Depois foi a vez da primeira boa surpresa da noite. A pernambucana Cabala, com apenas dois meses de vida, faz um Death Metal extremamente bm executado e criativo. A banda é formada por alguns ex-integrantes da Revolta Civil, o que explica o capricho nas composições, que nunca se prendem ao formato padrão do gênero, passeando também pelo hardcore, nu metal e até um quê de punk. Começou no show deles uma roda-de-pogo que só se encerraria no show do Mukeka. Gratificante constatar que existe uma renovação no metal de Pernambuco, que parecia meio capenga nos últimos tempos. A Cabala, que conta em sua formação com Edson (vocal), Julinho (guitarra), Leo (guitarra), Bruno (baixo) e Raoni (bateria) é uma banda que tem tudo para vingar.
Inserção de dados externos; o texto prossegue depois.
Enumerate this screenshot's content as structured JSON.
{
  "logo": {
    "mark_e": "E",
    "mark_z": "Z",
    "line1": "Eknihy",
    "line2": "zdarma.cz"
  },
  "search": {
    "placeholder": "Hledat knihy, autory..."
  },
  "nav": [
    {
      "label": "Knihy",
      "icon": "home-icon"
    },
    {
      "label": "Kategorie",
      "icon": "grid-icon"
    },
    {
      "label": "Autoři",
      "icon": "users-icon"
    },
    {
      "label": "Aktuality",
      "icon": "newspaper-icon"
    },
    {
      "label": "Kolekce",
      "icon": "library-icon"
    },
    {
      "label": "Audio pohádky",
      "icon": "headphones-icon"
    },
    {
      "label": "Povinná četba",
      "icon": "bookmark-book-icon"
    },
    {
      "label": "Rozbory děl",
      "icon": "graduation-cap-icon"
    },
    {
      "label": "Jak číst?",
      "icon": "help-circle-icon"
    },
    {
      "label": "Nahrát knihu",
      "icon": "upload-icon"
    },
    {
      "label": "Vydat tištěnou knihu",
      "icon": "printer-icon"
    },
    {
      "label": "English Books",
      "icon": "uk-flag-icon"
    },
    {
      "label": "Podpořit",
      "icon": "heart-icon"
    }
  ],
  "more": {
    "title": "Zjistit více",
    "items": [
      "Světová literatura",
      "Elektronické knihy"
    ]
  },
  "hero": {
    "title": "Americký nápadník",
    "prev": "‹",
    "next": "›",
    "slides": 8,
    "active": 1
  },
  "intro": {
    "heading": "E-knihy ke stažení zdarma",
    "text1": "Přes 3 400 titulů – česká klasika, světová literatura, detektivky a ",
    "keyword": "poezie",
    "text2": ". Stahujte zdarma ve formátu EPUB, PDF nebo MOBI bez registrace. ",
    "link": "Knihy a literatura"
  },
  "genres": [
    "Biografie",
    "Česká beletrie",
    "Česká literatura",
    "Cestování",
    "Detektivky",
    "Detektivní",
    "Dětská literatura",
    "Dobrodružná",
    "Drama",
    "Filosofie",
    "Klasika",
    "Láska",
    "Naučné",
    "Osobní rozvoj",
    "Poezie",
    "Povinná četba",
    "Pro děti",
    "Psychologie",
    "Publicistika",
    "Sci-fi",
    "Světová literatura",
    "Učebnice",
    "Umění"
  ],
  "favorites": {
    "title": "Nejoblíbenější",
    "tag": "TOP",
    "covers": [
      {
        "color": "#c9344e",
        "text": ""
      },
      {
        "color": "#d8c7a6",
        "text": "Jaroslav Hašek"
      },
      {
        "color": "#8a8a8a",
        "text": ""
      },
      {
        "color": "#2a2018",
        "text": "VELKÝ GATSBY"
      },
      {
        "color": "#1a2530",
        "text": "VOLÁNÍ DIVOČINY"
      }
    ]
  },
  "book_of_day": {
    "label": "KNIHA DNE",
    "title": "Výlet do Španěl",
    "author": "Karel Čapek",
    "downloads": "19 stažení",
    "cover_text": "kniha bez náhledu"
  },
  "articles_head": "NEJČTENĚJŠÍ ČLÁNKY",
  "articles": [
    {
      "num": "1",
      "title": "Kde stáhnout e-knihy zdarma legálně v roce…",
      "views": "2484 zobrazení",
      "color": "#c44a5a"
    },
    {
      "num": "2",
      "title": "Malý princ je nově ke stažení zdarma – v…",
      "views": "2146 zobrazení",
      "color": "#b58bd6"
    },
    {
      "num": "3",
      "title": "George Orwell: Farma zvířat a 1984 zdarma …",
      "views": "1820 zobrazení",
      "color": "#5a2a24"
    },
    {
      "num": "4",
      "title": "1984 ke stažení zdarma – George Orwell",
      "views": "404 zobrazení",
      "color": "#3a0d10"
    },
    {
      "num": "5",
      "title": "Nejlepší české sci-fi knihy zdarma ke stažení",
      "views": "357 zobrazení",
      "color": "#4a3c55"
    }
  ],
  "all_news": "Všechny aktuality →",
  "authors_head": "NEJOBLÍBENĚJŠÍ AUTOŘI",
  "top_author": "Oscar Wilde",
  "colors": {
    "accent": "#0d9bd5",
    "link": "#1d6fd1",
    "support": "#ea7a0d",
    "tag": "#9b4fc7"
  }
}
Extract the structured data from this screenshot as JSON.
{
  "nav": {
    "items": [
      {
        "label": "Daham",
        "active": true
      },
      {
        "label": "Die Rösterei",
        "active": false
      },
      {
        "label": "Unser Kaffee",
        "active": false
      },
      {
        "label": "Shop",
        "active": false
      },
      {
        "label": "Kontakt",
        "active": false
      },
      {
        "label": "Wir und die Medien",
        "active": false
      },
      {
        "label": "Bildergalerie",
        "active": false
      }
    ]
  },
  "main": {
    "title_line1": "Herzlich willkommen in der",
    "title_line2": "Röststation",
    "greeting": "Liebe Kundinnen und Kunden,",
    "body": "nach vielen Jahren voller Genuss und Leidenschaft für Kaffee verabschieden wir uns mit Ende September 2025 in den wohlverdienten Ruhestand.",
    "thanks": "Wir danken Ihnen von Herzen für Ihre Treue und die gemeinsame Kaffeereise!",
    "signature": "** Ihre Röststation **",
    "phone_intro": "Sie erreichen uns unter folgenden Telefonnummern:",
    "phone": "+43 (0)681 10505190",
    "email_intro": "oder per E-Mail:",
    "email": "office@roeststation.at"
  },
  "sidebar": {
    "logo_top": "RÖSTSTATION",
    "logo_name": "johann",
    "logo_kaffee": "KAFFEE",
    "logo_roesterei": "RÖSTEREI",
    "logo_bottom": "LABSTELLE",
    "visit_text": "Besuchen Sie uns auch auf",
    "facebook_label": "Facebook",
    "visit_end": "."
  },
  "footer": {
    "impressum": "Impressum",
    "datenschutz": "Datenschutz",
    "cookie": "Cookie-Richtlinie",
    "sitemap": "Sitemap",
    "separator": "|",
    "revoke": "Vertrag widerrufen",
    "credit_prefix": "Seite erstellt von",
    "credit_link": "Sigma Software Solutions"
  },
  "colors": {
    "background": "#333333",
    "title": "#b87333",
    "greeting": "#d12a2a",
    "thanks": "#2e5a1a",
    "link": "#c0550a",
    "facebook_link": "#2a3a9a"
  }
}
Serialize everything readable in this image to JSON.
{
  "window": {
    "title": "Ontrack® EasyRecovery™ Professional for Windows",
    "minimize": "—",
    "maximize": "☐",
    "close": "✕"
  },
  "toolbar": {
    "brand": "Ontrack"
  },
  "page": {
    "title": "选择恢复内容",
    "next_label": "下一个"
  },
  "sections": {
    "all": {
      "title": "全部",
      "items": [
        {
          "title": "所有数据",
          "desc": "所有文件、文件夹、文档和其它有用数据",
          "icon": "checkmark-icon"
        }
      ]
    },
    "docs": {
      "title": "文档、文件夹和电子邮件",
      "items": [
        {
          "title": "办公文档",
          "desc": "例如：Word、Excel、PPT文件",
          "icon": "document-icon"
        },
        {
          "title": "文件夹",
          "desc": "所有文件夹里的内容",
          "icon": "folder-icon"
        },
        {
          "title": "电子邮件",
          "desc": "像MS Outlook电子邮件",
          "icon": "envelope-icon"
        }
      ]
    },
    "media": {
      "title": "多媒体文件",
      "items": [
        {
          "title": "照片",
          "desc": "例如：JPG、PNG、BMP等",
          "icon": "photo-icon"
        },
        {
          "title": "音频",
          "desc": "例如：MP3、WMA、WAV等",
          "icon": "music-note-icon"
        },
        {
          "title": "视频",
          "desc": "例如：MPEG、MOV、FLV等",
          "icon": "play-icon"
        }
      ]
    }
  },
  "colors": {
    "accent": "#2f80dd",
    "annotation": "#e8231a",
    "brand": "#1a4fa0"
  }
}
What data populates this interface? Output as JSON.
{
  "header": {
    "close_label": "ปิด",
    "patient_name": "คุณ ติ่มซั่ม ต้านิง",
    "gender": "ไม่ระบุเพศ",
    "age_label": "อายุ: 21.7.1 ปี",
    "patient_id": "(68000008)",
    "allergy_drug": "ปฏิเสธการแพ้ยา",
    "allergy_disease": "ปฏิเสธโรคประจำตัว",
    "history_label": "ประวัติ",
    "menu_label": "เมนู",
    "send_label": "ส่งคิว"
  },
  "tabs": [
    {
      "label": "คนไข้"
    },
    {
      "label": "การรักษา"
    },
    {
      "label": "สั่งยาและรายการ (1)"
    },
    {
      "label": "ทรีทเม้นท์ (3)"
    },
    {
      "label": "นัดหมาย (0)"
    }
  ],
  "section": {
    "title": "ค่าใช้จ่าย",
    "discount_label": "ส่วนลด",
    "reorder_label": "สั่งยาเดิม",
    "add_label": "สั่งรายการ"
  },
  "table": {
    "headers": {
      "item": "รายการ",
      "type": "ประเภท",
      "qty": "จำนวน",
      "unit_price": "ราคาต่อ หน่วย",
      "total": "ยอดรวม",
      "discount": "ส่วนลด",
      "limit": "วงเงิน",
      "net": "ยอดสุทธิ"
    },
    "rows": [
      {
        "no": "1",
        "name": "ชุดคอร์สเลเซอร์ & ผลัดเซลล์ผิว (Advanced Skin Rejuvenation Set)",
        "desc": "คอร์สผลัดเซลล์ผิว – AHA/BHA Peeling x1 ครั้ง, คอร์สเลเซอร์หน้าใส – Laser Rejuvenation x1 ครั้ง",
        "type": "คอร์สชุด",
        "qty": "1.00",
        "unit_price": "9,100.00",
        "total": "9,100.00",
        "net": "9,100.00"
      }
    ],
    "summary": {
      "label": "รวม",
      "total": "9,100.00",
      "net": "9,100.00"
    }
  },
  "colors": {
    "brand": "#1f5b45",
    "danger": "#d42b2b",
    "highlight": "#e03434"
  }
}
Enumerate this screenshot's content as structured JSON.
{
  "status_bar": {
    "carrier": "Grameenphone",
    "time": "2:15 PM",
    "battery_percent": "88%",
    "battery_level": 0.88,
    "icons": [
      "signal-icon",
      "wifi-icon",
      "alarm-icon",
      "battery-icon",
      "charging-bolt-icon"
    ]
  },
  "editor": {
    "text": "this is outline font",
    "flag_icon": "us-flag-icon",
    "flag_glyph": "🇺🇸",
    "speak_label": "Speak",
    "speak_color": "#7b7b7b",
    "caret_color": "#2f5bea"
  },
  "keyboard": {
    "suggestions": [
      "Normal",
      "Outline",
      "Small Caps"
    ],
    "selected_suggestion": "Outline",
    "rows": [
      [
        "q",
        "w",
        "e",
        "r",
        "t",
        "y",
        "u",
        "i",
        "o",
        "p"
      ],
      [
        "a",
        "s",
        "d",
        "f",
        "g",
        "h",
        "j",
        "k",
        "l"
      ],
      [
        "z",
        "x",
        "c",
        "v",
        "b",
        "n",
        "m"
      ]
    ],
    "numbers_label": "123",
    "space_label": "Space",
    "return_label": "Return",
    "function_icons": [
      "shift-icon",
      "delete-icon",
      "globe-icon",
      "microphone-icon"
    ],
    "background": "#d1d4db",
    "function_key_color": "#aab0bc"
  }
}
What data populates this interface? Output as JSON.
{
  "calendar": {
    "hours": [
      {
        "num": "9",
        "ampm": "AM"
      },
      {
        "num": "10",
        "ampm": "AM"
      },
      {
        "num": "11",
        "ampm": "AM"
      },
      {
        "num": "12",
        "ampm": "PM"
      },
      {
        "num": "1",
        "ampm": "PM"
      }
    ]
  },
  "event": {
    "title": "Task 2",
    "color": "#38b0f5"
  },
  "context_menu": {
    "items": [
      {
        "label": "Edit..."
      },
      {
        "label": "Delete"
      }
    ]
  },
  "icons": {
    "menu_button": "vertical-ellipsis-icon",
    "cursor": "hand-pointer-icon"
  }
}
Ah, em tempo, suas letras são em português, e o grupo até se deu ao luxo de musicar “Homo Infimus”, poema de Augusto dos Anjos. Para acabar de vez com o estigma de que metaleiro é burro.

A também local Carpo acabou se mostrando bem verdinha ainda. Fora o fato de possuir uma vocalista que parece não ter nascido para cantar hardcore. Tanto que provocou mais risos no público do que qualquer outra coisa. A banda é esforçada e tem um bom baterista, mas o vocal, que lembra o de uma criança de cinco anos se esgoelando no supermercado porque não vai ganhar sorvete, causa não só estranheza, mas uma espécie de constrangimento. Sem contar o contraste causado pelo fato de se de se apresentar logo após uma banda que se utiliza, na maior parte do tempo, de um monstruoso vocal gutural. Poucos – falar a verdade, quase ninguém – conseguiram levar a Carpo a sério.

E aí veio o melhor show da noite e talvez um dos melhores do ano: Vivisick. Uma das rodas-de-pogo mais furiosas que já testemunhei adornou uma apresentação perfeita que combina na dose certa presença de palco e força musical. A banda é de uma histeria ímpar, e seu som transita entre o grind, o crossover, o pop (alguns refrões são bem pegajosos), tudo tocado em velocidade máxima, com um vocalista (muito bom) que capricha no vocal gritado/agudo e um baixista que faz a parte grave. Trata-se de uma avalanche sonora que contagiou, um a um, todos os presentes no Armazém 14. Sem exagero, um show antológico. E tudo cantado (berrado, na verdade) em japonês, idioma que usaram também para se comunicar com o público, como se todo mundo ali fosse fluente em tal língua. Das apresentações mais furiosas que já vi na vida. Se tiver outra oportunidade de vê-los, não perca.

O Fuck On The Beach é menos interessante que o Vivisick. É um trio igualmente barulhento, mas que segue mais a cartilha do thrash metal. Seu show prendeu a atenção da plateia, mas dispersou a roda-de-pogo, já que suas composições são mais propícias para bater cabeça do que para abrir rodas. Novamente, toda a comunicação foi feita em japonês. O mais engraçado de tudo é o paradoxo: um bando de japa com cara de boboca pelos quais você não apostaria um centavo, mas que se transformam quando sobem no palco. É estranho só de olhar. Ver e ouvir então passam a ser uma experiência, para dizer o mínimo, surreal. Bom show, mas que pegou um público já morto da apresentação do Vivisick.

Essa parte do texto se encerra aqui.